30 Bijgevolg moet worden geconcludeerd, dat het bestreden besluit, voor zover het de keuze van de verantwoordelijke instelling impliceert voor een controleprocedure waarvan een van de kenmerken de opschorting van de uitbetaling van de voorgenomen steun is, een voor beroep vatbare handeling is in de zin van artikel 173 EEG-Verdrag.

31 Als antwoord op het bezwaar van de Commissie, dat men aldus dreigt vooruit te lopen op de discussie over de verenigbaarheid van de steun met het Verdrag, moet verder nog worden gepreciseerd, dat het in het kader van het onderzoek ten gronde van dit geschil uitsluitend aan het Hof staat te beslissen, of een ingevolge een reeds door de Commissie goedgekeurde algemene regeling toegekende steun een nieuwe steunmaatregel is die onder het verbod van artikel 93, lid 3, EEG-Verdrag valt, wanneer volgens de Commissie die steun in strijd met de in de goedkeuringsbeschikking geformuleerde voorwaarden is verleend.

32 Gelet op het voorgaande, moet de krachtens artikel 91, lid 1, van het Reglement voor de procesvoering van het Hof opgeworpen exceptie van niet-ontvankelijkheid worden verworpen en het beroep ontvankelijk worden verklaard.

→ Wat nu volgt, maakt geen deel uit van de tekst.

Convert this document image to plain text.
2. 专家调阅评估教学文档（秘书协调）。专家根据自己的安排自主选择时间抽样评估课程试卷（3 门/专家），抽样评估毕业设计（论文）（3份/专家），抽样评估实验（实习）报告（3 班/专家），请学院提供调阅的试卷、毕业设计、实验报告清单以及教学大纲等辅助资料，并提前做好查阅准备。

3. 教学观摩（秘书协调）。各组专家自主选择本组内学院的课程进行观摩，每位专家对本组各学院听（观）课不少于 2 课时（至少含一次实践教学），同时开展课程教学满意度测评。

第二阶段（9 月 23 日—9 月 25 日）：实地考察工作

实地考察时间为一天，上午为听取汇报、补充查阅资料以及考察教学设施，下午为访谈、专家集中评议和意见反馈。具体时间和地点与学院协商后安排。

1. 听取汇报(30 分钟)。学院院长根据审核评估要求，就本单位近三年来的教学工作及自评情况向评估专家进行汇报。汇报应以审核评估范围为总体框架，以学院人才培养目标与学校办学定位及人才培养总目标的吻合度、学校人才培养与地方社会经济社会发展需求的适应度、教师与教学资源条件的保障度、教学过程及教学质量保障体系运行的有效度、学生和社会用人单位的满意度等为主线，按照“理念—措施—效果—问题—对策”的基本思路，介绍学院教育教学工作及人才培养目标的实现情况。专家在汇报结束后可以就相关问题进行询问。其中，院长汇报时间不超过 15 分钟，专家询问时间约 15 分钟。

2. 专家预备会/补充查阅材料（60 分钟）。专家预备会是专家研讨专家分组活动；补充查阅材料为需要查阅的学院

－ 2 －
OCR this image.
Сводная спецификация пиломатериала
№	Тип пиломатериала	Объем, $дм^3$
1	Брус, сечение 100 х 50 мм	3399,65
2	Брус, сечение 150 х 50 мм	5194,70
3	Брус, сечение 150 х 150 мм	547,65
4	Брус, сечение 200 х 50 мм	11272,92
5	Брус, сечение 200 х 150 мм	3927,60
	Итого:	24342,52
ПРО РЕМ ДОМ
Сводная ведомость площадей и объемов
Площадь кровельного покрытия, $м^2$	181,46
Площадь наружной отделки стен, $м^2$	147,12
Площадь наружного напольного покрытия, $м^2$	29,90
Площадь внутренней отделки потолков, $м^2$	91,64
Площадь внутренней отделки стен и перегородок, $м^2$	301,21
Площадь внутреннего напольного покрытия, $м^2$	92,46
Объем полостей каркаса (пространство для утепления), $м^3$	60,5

Beslissing inzake de kosten


Kosten

33 De beslissing omtrent de kosten wordt aangehouden.

Dictum


HET HOF VAN JUSTITIE,

rechtdoende:

1) Verwerpt de door de Commissie van de Europese Gemeenschappen opgeworpen exceptie van niet-ontvankelijkheid.

2) Verstaat dat de procedure ten gronde zal worden voortgezet.

3) Houdt de beslissing omtrent de kosten aan.